I was also thinking this – plus, the fact that basically all CPUs (except smaller ARM units) are multicore basically eliminates DSP’s drag on language processing and vice versa.
I started with SC on a G4 iBook – I distinctly remember, when DSP load was high, GUI objects’ updates could be delayed up to half a second. That’s with SC Server’s multiple-process design, but on a single core (and before Apple decided that the PowerPC chips were never going to be fast enough). That problem has fully disappeared just because of hardware.
I’m curious about the level of complexity and the s.latency setting you were using here. I use the default latency most of the time (because most of my event triggers are sequencers) and I don’t get “late” messages unless the system clock gets NTP-ed in a funny way.
I’m curious about the level of complexity and the s.latency setting you were using here. I use the default latency most of the time (because most of my event triggers are sequencers) and I don’t get “late” messages unless the system clock gets NTP-ed in a funny way.
I usually stick with the default s.latency, but I do often write code with nontrivial computation to determine e.g. which notes to play or control values to set. In my case, sclang is absolutely more hiccup-y than Haskell. If a person is writing pretty normal patterns in sclang, I’d expect less of an issue or none at all.
I also recall experiencing missed deadlines with trivial computations, when there was GUI interaction involved, but I can’t make an apples-to-apples comparison.
I wouldn’t advise anyone to switch away from sclang for reasons of code performance (unless performance was becoming a problem for them). My reasons for responding to this thread were to make sure we weren’t encouraging the opposite: avoiding non-sclang clients for fear of performance losses or non-realtime-ness. General-purpose languages absolutely do open up universes of possibilities that a small time-strapped community couldn’t hope to recreate.
Yes, that’s why SPJ emphasized those factors in the forum. One of them is to create a model for dealing with failures; if one instance fails, your system has to do better than just crash. The other model that you will have to design is concurrence. You mentioned one possibility with a “master” one. But I believe there are many things to think about, and even Erlang must have tried different things and evolved this with time as well.

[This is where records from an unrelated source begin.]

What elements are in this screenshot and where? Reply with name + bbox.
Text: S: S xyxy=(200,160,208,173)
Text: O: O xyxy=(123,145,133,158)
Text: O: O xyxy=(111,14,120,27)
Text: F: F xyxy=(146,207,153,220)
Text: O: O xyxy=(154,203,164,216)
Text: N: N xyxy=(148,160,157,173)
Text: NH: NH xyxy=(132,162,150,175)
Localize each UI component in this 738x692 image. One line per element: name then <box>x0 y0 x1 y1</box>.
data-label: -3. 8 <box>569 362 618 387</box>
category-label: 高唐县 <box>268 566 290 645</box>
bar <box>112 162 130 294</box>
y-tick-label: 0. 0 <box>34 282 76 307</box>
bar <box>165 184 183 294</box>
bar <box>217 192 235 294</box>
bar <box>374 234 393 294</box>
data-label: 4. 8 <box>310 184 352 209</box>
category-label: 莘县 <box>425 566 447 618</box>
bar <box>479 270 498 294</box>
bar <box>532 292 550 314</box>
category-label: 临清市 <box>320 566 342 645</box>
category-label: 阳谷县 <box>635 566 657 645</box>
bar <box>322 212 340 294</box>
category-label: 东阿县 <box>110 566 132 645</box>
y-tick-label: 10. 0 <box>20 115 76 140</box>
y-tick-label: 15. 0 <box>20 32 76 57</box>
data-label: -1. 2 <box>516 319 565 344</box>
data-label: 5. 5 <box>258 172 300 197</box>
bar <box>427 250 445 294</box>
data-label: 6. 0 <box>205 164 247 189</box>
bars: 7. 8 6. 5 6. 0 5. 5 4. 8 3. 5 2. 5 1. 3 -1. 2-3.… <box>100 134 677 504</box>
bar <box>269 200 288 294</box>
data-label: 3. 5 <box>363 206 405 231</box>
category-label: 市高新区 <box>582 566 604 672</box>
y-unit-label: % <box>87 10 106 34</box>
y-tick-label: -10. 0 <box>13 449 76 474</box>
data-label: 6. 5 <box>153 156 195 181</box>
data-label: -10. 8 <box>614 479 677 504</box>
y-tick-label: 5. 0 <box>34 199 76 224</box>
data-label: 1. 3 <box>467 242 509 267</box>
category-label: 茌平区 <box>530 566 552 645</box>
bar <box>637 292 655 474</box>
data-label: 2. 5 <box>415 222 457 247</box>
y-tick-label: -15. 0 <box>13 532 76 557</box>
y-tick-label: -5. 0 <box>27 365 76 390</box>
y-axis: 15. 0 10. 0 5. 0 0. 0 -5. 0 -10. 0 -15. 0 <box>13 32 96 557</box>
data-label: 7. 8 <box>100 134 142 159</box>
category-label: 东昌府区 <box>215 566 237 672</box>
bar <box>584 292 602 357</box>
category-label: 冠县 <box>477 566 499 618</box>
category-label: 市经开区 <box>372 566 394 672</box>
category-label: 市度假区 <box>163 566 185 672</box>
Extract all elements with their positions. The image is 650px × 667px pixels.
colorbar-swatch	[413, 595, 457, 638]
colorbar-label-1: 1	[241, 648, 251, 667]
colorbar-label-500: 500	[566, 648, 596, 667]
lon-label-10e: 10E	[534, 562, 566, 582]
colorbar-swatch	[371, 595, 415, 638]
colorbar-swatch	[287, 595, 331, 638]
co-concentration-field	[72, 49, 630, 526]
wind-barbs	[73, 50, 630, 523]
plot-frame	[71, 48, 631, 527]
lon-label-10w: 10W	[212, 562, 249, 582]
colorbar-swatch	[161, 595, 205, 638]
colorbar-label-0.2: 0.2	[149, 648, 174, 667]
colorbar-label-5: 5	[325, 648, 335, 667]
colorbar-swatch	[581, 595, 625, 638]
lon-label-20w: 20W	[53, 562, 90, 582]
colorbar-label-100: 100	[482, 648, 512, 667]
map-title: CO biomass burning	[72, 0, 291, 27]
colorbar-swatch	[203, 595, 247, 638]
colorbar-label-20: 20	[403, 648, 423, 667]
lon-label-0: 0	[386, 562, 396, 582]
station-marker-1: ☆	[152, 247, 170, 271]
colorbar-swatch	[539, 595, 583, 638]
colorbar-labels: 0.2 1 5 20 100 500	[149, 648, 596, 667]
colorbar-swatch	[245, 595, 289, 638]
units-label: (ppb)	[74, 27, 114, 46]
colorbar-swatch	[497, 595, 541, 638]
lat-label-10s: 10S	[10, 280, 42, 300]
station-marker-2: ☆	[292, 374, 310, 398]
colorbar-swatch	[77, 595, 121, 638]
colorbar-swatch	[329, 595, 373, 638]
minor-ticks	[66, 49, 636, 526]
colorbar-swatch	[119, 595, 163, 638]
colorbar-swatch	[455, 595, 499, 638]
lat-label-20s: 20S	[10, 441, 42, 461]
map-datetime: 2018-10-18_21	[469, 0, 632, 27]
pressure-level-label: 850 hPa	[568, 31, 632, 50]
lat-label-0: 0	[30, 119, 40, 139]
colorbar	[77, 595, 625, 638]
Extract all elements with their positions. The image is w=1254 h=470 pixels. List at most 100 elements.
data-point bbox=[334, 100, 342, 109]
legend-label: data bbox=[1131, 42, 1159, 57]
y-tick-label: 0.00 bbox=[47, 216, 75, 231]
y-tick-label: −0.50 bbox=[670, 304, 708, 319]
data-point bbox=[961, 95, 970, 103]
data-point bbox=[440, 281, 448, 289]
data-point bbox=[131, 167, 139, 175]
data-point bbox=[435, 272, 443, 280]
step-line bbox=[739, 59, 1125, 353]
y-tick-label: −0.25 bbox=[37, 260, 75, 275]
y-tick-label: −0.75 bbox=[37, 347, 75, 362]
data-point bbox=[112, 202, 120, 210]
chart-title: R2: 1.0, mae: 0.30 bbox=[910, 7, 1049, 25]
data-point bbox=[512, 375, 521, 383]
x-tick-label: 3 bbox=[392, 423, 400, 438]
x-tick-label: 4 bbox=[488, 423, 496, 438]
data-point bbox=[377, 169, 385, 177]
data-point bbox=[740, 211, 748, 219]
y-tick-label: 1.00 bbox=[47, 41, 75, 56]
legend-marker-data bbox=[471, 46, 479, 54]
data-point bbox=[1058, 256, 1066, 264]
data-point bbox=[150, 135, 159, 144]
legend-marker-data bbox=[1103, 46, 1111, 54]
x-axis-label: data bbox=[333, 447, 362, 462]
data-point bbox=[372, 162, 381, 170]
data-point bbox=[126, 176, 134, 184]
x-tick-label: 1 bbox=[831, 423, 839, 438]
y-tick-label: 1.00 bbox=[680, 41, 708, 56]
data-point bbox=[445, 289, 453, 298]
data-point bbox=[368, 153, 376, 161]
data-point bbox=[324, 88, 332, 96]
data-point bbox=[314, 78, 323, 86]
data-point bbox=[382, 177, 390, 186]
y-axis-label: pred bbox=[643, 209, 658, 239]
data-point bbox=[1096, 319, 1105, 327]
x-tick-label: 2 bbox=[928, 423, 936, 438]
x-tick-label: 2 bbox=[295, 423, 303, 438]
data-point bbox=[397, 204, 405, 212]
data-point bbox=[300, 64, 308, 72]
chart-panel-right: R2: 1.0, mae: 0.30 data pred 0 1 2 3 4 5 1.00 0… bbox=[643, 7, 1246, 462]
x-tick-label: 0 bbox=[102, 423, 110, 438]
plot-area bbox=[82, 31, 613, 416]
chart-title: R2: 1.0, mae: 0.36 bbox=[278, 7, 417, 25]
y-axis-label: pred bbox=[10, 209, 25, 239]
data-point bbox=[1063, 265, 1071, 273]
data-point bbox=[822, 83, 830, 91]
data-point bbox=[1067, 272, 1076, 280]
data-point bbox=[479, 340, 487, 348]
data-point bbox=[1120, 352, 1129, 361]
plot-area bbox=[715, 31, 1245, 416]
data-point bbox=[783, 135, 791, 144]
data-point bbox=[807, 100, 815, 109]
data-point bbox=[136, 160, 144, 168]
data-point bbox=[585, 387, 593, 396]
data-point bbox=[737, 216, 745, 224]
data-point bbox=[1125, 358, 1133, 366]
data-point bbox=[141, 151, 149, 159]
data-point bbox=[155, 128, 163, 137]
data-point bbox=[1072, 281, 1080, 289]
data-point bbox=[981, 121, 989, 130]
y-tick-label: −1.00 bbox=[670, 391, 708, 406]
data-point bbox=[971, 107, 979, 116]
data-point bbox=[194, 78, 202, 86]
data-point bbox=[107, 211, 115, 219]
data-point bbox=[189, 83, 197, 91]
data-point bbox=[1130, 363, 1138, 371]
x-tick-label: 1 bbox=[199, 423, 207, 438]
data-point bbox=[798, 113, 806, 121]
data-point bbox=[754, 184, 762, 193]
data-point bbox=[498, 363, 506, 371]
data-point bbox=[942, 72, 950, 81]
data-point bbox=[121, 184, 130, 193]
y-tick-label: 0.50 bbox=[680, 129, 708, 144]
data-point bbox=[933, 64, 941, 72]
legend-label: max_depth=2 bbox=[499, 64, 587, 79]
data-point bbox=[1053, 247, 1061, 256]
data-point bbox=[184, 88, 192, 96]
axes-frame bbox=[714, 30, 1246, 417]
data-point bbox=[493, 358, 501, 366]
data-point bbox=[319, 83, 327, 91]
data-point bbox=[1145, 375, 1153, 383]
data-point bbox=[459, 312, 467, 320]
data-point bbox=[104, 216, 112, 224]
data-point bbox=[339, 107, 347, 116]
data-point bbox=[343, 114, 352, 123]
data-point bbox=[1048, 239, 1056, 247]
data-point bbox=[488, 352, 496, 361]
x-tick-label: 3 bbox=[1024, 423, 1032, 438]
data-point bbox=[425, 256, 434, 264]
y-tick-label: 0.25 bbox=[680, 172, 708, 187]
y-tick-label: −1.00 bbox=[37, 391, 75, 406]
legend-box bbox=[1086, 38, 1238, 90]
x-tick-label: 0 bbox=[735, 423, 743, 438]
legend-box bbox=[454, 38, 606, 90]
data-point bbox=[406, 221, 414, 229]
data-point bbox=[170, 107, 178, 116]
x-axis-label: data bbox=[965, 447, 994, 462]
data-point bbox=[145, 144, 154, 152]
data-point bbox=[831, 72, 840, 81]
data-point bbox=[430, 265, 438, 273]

Reference counting is not real time, because decrementing a reference to zero can cause an unbounded cascade of freeing objects. SC’s incremental garbage collector has an O(1) sweep phase, because the dead objects list gets moved to the free list in a single step.
If my understanding of this comment in cpython is correct…
I believe that only certain objects that reference immutable objects are reference counted, meaning there can’t be a cascade as the tree is only one deep. Whereas objects that do reference other mutable object are moved to the GC.
Obviously I have no data, but my understanding is that this makes the performance of the individual block slower, but more predictable.
Unless things have changed since my knowledge, Python uses reference counting for all objects, and a cycle collector (which here is referred to as the garbage collector?) to reclaim cyclic garbage. Thus the comment would be referring to the fact that some objects cannot participate in cycles and do not need to be traced.
Ah I see, yes I’ve misunderstood. I though it reference counted immutable objects that could’t reference others (like a string) and used GC for everything else. Thanks!
I was sought of thinking about a hypothetical language that used lifetime analysis to determine if the object left the scope and therefore instructions to allocate and free the memory without triggering the gc could be emitted in the bytecode. This could be applied in places like collection.collect{...}.collect{...}.collect{...}, where all those intermediate temporary objects could actually use the same piece of memory. I incorrectly assumed python did something similar (but not as complete) as this with reference counting.
If anyone want to try how this things might work in Python I’ve implemented them all a few years ago:
Haven’t touch the project in a long time, it used to work well up to Python 10. You have to clone it to have the latest version pypi is out of date.
In that repo there is also a non real time mode for Routines and Clocks that create the osc score for scsynth -nrt which I think could be awesome to have in sclang. There is some documentation with examples about nrt.